Debt strategies might be the next big thing in the young infrastructure asset class.
Funding pressures on banks, which hold the vast majority of this debt, could induce them to sell, and some experts say pension funds and insurance investors are naturals to be holders of this long-term debt.
RREEF Infrastructure plans to unveil a new debt strategy in the first quarter of 2012, and J.P. Morgan Asset Management announced in November it was getting into the space.
Still, interest in infrastructure debt is more of a spark than a blaze, some experts say. There's some question as to whether it will ever catch fire among institutional investors.
The £2.3 billion ($3.6 billion) East Riding of Yorkshire Council Pension Fund, Goole, England, committed €12.5 million ($17 million) to AMP Capital Investors' Infrastructure Debt fund in November. It was East Riding's first infrastructure debt investment in its £40 million infrastructure portfolio. “In terms of our portfolio, we thought it was a good addition to the mix,” said Ian Sandiford, senior portfolio manager.
The AMP fund has raised €284 million and is targeting €500 million, according to Andrew R. Jones, global head of infrastructure debt at AMP Capital.
The largest infrastructure debt fund in the market is Aviva Investors' Hadrian Capital Fund I, which is targeting £1 billion, according to Preqin. Hastings Funds Management and Sequoia Investment Management Co. Ltd. are each raising e1 billion funds, while Cordiant Capital Inc. is raising a $1 billion fund.

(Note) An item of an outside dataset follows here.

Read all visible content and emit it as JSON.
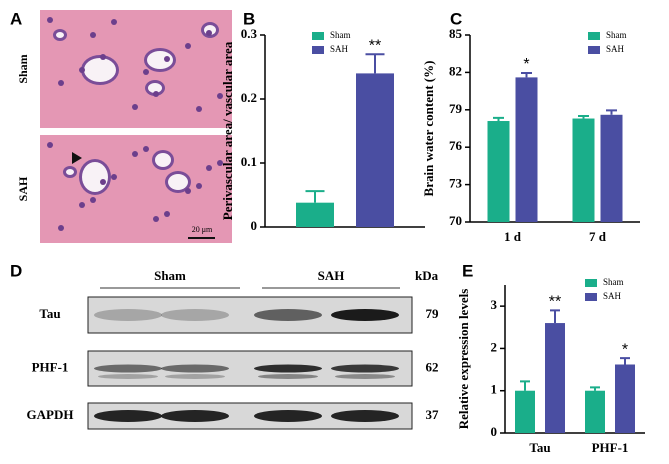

As of Sept. 30, 16 infrastructure debt funds were seeking a combined $8.8 billion in investor commitments globally, according to data from research firm Preqin Ltd. By early December, there were 19 funds seeking $12.2 billion. Further increases are “certainly something we envisage continuing in the future,” said Iain Jones, research analyst in infrastructure at Preqin in London.
“There is a growing interest in the (institutional investor) market, and banks are retreating — and will continue to retreat — because of regulations around Basel III,” said John McCarthy, managing director and global head RREEF Infrastructure, London.
Basel III is a set of international banking regulations yet to take effect; the new rules are expected to prompt banks to unload long-term debt holdings. “There has to be a way of filling that hole. Infrastructure funds are a way of doing so,” Mr. McCarthy said.
RREEF has a debt team in place and is looking at possible strategies. A new product is planned for early 2012, but Mr. McCarthy declined to provide further details.
Meanwhile, JPMAM is creating an infrastructure debt investment team under the leadership of managing director and portfolio manager Bob Dewing. Based in New York, Mr. Dewing will coordinate the firm's expertise in credit and real assets.
“We're bringing together two different skill bases: the skill to analyze fund infrastructure risk and ... a very large fixed-income platform that manages many billions of dollars,” he said. “It's unusual to bring both skill bases together.”
However, Luba Nikulina, senior investment consultant and global head of private markets, Towers Watson & Co. in London, isn't convinced that infrastructure debt will take off among institutional investors, and cites a couple of reasons for hesitation.
First, investors need a fund or manager to bundle together these debt assets, and costs have been high. “There are a lot of funds being raised now in the market, but they tend to be expensive. They borrow their fee structure from the private equity world rather than the fixed-income world,” she said.
Also, it's not clear why infrastructure debt would be run as a separate asset class. “The question is: Why would you allocate to infrastructure debt as a separate allocation as opposed to a wider allocation across many (debt) strategies?” Ms. Nikulina said.
“It will probably be another two to three years before the future of infrastructure debt is clear,” she said.
Georg Grodzki, head of credit research at Legal & General Investment Management, London, said: “There is growing interest out there, but this has not yet translated into major investment flows from U.K. pension funds or retail investors.” LGIM runs about £1 billion in infrastructure debt for its insurance parent.
Mr. Grodzki said infrastructure bonds are a “natural fit” for pension funds and insurance companies with long-dated liabilities because the bonds are “long-dated, often linked to inflation, and their credit quality is less sensitive to fluctuations of economic activity than other bonds.”
However, much of the infrastructure debt held on banks' balance sheets would not be attractive to institutional investors, Mr. Grodzki said, because it tends to be floating rate, shorter-dated and not always investment grade. “Very little of their loan portfolios is of interest to us. You would have to re-engineer them, which is expensive and laborious.”